In 2005 July an international conference was convened the purpose of which was to amend the CPPNM and strengthen its provisions. The amendment proposed then, if implemented, after receiving the required two/thirds ratifications, would make it legally binding for States Parties to protect nuclear facilities and material in peaceful domestic use, storage as well as transport. It also provides for expanded cooperation between and among states regarding rapid measures to locate and recover stolen or smuggled nuclear material, mitigate any radiological consequences of sabotage, and prevent and combat related offenses.
The IAEA Director-General Amano has expressed his concerns for the lack of necessary ratifications to make the improvement amendment to CPPNM effective. He argues through his article “Securing Nuclear Material” that the behavior of States Parties to the CPPNM needs to change if major vulnerabilities are to be addressed successfully. We can hardly disagree with him on this aspect.
The above reality of failing to bring the amendment to CPPNM into force notwithstanding, the international community at the behest of American administration has encouragingly initiated a summit process related to securing nuclear material and radioactive substances. The first of such initiative was seen in April 2010 in Washington Nuclear Security Summit, which was a success due to Obama’s leadership in his first term. The second summit was convened in Seoul in March 2012 and the next is scheduled in the Netherlands in 2014. The first two summits have underlined the urgency of mobilizing multilateral endeavors to effectively deal with the problem of nuclear terrorism, among others.
When we talk about nuclear security it not only covers protection of nuclear ingredients like highly enriched uranium and plutonium but other radioactive substances of the type held in hospitals, factories, and other locations all over the world. The problem here is that such locations including hospitals are not generally as well protected as nuclear installations are.
The IAEA D-G offers an example of Cobalt-60 —-used in radiotherapy, even in small amount of which could inflict serious harm if combined with conventional explosives in a so-called dirty bomb (or otherwise deliberately used to expose the public to dangerous radiation).
Seen from this lens one wonders why Nepal though not a nuclear power aspirant because of her low level of scientific and other related professional manpower and lack of equipment needed to operate a nuclear power plant, is not displaying any desire to join the CPPNM.
Being surrounded by nuclear powers like India and China and despite being a non-nuclear country, she cannot escape the dangers from radioactivity fallout, should an accident like Chernobyl (1986) or Fukushima (2011) occur in her close neighborhood especially India some of whose nuclear power plants are located in states with contiguous borders with Nepal. Nepal’s non-ascension to the Convention on the Physical Protection of Nuclear Material does not necessarily debar her from discharging the duties of a member of the UN and Nepal has also joined the IAEA. So far as protecting the nuclear material in international transportation is concerned, she as a member of the civilized community is obliged to support the implementation of the CPPNM.

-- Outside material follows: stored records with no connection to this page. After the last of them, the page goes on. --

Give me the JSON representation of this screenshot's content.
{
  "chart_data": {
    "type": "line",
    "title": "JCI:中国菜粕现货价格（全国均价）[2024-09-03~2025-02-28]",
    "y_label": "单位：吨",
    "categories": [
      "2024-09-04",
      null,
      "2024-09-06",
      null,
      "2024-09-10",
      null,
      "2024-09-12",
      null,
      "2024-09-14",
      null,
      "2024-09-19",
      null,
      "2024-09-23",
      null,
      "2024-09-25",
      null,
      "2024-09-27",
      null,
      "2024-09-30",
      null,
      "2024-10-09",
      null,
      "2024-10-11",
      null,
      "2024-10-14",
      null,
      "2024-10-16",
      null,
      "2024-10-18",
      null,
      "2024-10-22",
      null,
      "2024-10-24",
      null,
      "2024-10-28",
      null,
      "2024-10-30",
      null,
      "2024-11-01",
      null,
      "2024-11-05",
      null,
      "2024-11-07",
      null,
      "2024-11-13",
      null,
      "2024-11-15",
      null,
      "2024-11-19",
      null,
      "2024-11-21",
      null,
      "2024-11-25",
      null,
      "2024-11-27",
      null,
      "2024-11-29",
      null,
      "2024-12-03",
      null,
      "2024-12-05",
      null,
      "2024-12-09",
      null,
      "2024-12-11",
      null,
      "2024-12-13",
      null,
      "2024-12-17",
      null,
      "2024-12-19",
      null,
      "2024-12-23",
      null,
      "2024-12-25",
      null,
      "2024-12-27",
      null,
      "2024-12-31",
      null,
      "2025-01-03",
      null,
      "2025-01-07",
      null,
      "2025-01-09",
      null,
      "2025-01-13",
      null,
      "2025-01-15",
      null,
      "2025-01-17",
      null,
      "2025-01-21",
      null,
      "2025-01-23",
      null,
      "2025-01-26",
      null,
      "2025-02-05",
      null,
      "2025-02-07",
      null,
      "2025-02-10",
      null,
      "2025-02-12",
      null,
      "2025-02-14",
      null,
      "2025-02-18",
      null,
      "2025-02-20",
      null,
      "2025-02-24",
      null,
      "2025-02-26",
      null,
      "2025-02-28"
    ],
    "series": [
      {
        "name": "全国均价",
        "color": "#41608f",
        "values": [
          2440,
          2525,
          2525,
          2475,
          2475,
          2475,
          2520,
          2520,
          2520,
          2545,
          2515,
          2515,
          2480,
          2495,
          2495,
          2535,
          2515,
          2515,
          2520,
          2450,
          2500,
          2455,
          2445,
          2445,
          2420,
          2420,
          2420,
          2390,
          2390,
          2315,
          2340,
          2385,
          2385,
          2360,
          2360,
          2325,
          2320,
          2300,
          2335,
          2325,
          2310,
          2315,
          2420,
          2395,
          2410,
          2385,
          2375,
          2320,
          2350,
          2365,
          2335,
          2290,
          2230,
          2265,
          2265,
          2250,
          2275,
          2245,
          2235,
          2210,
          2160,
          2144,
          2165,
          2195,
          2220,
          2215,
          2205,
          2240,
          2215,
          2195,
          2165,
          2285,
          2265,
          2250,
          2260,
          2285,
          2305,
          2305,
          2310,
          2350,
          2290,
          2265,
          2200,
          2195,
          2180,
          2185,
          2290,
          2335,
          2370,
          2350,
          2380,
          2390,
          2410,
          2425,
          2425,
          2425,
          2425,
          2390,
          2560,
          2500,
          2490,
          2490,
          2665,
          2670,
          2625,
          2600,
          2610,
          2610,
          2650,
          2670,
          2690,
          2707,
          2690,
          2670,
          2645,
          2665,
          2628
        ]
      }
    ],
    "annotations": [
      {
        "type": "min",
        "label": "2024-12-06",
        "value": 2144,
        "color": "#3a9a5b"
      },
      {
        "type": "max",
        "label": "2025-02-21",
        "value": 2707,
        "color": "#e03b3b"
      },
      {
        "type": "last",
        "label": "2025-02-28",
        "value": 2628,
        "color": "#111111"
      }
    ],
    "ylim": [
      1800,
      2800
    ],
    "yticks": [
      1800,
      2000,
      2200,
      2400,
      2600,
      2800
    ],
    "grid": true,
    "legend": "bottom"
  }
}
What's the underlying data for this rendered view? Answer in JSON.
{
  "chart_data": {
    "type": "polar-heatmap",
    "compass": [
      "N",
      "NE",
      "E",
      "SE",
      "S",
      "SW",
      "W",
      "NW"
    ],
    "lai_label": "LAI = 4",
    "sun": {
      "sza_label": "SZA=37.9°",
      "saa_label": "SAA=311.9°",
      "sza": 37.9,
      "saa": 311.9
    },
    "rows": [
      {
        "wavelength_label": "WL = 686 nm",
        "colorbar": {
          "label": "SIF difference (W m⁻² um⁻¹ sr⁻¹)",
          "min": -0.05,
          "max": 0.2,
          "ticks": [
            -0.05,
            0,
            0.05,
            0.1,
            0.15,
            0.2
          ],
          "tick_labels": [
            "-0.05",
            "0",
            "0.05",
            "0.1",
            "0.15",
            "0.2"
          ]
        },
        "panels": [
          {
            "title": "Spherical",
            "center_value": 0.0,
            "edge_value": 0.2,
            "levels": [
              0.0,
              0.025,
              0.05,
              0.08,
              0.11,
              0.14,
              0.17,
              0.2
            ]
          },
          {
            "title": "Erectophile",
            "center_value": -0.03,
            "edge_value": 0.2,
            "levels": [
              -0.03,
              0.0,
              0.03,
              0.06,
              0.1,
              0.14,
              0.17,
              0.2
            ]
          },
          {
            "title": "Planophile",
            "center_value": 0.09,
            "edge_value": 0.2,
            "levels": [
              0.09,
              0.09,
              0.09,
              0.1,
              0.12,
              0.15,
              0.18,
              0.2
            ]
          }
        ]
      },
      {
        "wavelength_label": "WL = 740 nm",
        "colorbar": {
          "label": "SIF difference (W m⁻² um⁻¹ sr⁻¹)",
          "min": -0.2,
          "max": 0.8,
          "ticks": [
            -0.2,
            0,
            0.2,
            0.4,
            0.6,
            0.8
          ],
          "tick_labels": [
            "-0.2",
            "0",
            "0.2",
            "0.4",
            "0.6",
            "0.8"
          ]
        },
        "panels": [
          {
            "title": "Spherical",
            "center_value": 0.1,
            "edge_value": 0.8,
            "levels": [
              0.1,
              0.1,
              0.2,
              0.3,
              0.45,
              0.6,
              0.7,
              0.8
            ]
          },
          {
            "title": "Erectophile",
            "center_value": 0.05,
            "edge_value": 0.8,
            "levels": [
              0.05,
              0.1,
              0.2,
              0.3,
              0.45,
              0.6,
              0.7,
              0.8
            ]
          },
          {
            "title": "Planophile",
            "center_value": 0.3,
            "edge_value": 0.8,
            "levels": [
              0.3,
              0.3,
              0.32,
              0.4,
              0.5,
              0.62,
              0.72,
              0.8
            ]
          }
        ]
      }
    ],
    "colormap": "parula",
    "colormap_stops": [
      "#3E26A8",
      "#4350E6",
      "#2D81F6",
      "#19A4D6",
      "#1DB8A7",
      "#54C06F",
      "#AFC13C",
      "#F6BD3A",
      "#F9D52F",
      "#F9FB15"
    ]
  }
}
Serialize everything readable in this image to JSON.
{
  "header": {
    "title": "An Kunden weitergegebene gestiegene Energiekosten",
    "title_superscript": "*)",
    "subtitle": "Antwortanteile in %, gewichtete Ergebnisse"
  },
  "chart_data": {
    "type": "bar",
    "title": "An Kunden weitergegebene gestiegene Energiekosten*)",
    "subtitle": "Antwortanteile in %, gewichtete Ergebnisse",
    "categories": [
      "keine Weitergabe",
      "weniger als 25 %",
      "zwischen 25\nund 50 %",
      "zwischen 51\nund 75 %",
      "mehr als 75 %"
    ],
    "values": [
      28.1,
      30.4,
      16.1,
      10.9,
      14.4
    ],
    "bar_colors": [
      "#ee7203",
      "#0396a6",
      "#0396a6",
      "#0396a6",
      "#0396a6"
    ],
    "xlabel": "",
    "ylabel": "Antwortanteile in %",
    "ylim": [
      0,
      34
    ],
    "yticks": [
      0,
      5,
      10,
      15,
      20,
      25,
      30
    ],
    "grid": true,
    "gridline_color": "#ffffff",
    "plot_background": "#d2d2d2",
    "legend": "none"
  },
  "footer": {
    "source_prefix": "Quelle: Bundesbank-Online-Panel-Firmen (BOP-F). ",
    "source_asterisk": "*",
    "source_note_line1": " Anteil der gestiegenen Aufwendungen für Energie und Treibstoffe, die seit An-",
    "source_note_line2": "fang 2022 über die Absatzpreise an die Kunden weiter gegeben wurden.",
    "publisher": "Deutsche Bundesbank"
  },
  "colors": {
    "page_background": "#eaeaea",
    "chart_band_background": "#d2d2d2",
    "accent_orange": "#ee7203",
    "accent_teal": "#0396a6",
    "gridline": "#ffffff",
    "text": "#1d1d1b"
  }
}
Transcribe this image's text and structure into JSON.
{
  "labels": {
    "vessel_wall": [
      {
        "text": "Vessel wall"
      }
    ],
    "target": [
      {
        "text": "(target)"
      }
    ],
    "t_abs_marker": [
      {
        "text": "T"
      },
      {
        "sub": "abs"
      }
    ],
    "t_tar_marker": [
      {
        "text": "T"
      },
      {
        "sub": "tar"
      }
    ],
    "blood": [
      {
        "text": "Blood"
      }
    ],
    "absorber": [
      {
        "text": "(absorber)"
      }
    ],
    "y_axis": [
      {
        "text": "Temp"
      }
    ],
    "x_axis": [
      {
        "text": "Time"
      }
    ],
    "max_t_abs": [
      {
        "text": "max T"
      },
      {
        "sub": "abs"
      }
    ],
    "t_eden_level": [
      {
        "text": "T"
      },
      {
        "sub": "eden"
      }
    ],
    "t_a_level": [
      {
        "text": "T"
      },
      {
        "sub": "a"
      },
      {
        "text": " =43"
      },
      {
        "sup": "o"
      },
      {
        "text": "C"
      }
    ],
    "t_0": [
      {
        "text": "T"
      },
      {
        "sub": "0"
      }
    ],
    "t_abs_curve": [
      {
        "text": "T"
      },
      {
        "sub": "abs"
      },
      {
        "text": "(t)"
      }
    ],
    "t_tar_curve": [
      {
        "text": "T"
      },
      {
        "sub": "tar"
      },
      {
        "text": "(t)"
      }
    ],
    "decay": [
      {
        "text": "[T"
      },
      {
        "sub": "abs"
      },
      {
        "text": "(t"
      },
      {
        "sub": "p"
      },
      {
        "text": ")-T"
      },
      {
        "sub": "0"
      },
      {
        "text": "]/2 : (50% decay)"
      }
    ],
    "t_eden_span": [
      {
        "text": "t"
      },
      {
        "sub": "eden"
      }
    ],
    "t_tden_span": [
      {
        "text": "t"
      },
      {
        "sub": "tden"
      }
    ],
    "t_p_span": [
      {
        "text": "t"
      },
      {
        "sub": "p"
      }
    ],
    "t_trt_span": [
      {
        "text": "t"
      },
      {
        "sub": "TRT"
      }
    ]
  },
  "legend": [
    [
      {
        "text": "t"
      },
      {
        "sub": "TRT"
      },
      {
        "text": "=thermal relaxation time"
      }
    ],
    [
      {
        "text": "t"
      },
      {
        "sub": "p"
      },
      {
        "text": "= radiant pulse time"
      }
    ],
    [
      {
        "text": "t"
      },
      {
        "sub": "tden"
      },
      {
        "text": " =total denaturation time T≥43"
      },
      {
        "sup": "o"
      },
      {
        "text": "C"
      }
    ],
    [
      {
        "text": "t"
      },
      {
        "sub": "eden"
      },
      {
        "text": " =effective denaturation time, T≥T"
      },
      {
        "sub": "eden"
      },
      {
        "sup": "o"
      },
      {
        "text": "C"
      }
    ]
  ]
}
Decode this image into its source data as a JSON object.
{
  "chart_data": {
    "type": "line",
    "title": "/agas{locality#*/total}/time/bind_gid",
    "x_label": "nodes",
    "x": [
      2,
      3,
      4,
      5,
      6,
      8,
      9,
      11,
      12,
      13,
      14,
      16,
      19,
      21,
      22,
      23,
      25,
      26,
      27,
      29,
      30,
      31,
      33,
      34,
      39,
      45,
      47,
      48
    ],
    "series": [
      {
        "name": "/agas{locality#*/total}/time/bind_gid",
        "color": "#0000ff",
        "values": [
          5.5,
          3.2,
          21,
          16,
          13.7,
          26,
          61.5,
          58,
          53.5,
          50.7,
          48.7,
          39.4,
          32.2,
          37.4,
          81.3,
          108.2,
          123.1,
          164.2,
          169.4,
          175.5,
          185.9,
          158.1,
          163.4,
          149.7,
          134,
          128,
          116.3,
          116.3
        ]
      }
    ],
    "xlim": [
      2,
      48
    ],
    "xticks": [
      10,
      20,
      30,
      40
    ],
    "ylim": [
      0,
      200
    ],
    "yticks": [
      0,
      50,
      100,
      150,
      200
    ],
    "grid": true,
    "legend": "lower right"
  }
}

As the present International Conference on Nuclear Security; Enhancing Global Efforts in Vienna (1-5 July) offers us an opportunity to strengthen the existing provisions of the Convention on the Physical Protection of Nuclear Material, all the States Parties to the said treaty should not miss the chance to translate good intentions into concrete action by ratifying the 2005 amendment to the convention. Thus we can contribute to preventing a nightmare of horrible consequences of nuclear terrorism from becoming a reality.